Billing and negotiating: One-offs vs Retainers plus projects
Specifically, this article with the support of Mrs. Nguyen Phuoc Hong Hanh, Event Manager of Scarlet Communication, standing in agency’s perspective attempts to answer a challenging question: How does an agency handle billing and negotiating with one-off project clients differently from negotiating with retainers plus projects?
With more than four-year experience working for three agencies, including Le Bros, Hong Thuy Communication and currently Scarlet Communication, which is an exciting new PR and below-the-line boutique agency based in Vietnam (Scarlet 2012), Hanh has directly worked with several types of clients, gaining enough skills and techniques to be a good negotiator dealing price with clients successfully.
“The level of commitment and relationship between clients and agencies affects significantly the way agencies pricing and negotiating the bill”, Hanh stated firmly about the main reason why advertisers making the bill of one client differently to that of the other. Specifically, she said that due to low level of commitment, one-off project clients are normally charged higher than retainers plus projects. For example, while the agency just charges retainers plus a project 15% for management fee, “shop around” clients with no or low commitment will receive a higher cost, i.e 15%-20%, for the same category. Moreover, retainers is also “favored” over one-off clients when normally being shown the fixed-price rate cards with the base cost by the agency; meanwhile, the “shop around” ones tend to receive higher cost rate cards that the agency wishes to charge them but still in a reasonable price.
The idea that Hanh shared in terms of different ways of billing is somehow consistent with the theory suggested by business scholars which highlight different ways that advertisers use frequently when billing their clients: fixed price with base cost for long-term customers (i.e service retainers), other projects plus cost extra but not as high as charging short-term clients (i.e. one-offs or also “shop around” clients) (Carrell & Heavrin 2008; Lyons 2007).

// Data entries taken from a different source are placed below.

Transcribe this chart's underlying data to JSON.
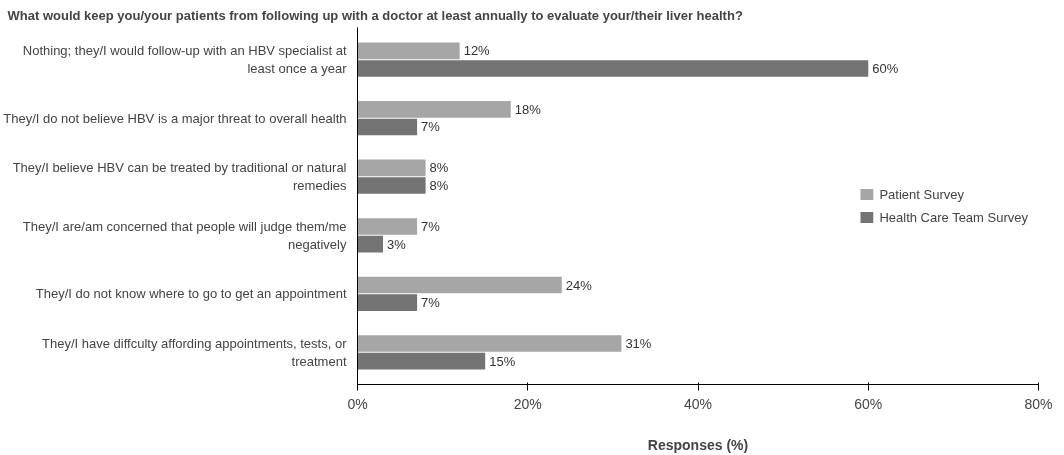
{
  "chart_data": {
    "type": "bar",
    "orientation": "horizontal",
    "title": "What would keep you/your patients from following up with a doctor at least annually to evaluate your/their liver health?",
    "xlabel": "Responses (%)",
    "categories": [
      "Nothing; they/I would follow-up with an HBV specialist at least once a year",
      "They/I do not believe HBV is a major threat to overall health",
      "They/I believe HBV can be treated by traditional or natural remedies",
      "They/I are/am concerned that people will judge them/me negatively",
      "They/I do not know where to go to get an appointment",
      "They/I have diffculty affording appointments, tests, or treatment"
    ],
    "series": [
      {
        "name": "Patient Survey",
        "color": "#a6a6a6",
        "values": [
          12,
          18,
          8,
          7,
          24,
          31
        ],
        "value_labels": [
          "12%",
          "18%",
          "8%",
          "7%",
          "24%",
          "31%"
        ]
      },
      {
        "name": "Health Care Team Survey",
        "color": "#737373",
        "values": [
          60,
          7,
          8,
          3,
          7,
          15
        ],
        "value_labels": [
          "60%",
          "7%",
          "8%",
          "3%",
          "7%",
          "15%"
        ]
      }
    ],
    "xlim": [
      0,
      80
    ],
    "xticks": [
      {
        "value": 0,
        "label": "0%"
      },
      {
        "value": 20,
        "label": "20%"
      },
      {
        "value": 40,
        "label": "40%"
      },
      {
        "value": 60,
        "label": "60%"
      },
      {
        "value": 80,
        "label": "80%"
      }
    ],
    "grid": false,
    "legend": "right"
  }
}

Talking about negotiation, Hanh asserted that “negotiating price with one-offs always takes longer time and requires more techniques than doing with retainer partners”. Specifically, compared with one-offs, retainers do not bargain much by looking the base cost rate cards that the agency gives them and also because “they believe that we – the agency as the long-term partner – will not charge them high” as Hanh believed. However, once retainers ask for discounts, the agency should really consider to cost down to ensure the profit it can earn. One valuable tip that Hanh shared was that the agency should show and compare its cost with the standard cost in the market to retainers, to let them examine how worth and reasonable cost that they receive from the long-term agency.
On the other hand, negotiation works tougher and longer with one-offs clients. “This type of client always bargain in order to get the lowest fee”, said Hanh. To negotiate price successfully with one-offs, Hanh shared three valuable techniques and tips as following:
- Try to guess their BATNA without releasing the agency’s: would help the agency save time and know how much it should charge and convince clients easier. At this point, Hanh seemed to share the same viewpoint with academic researchers who encourage learning clients’ BATNA to get better chance succeed price negotiation (Lyons 2007; Lewicki, Saunders & Barry2011).
- Asking “How could you get the same quality with that amount of money?” question: to the clients if they claimed that they can find other agencies costs them lower than yours. Asking this question would make clients consider the quality/value that your agency can offer better than others.
- Once discount one thing, increase the others, or at least do not discount the others: because if the agency discounts many items at the same time when clients require, they would doubt and re-consider how reasonable the agency charge them.
Compared with academic studies about negotiation methods, Hanh – the real life’s advertisers – did differently. If scholars claim distributive bargaining, which is “win-lose” method, for short-term clients and integrative bargaining, which refers to “win-win” negotiation method, for long-term one (Lewicki, Saunders & Barry2011), Hanh applied the latter bargaining method for both types of clients. As she explained that “I don’t want to burn my bridge with clients, no matter those are one-offs or retainers. What a good negotiator should always consider is a long-term relationship with a client, not just a deal. An arrangement that causes one side to feel forced to accept a bad deal not only can destroy the potential relationship, but also cause a bad image for the agency”. This statement explains the reason why Hanh still accepted discounts for one-offs even though they just worked with each other at the first time.
In sum, due to a higher level of commitment and relationship, the agency tend to charge retainers’ bill lower than one-offs’. While the agency finds it easier to negotiate with retainers by showing the fixed-price rate cards with base cost and letting retainers compare agency’s cost with standard cost in the market, working with one-off project clients is tougher and takes longer time. With her experience, Hanh suggested that guessing clients’ BATNA, asking “How” question and a few discounts are some techniques that a good client manager should consider when negotiating price with one-offs. Moreover, integrative bargaining would be the best method in negotiation. As a future advertiser, i personally think Hanh shared many valuable tips about price negotiation and especially the use of intergrative bargaining suggested which i think is helpful to get more accounts and build a long-term relationship for the agencies.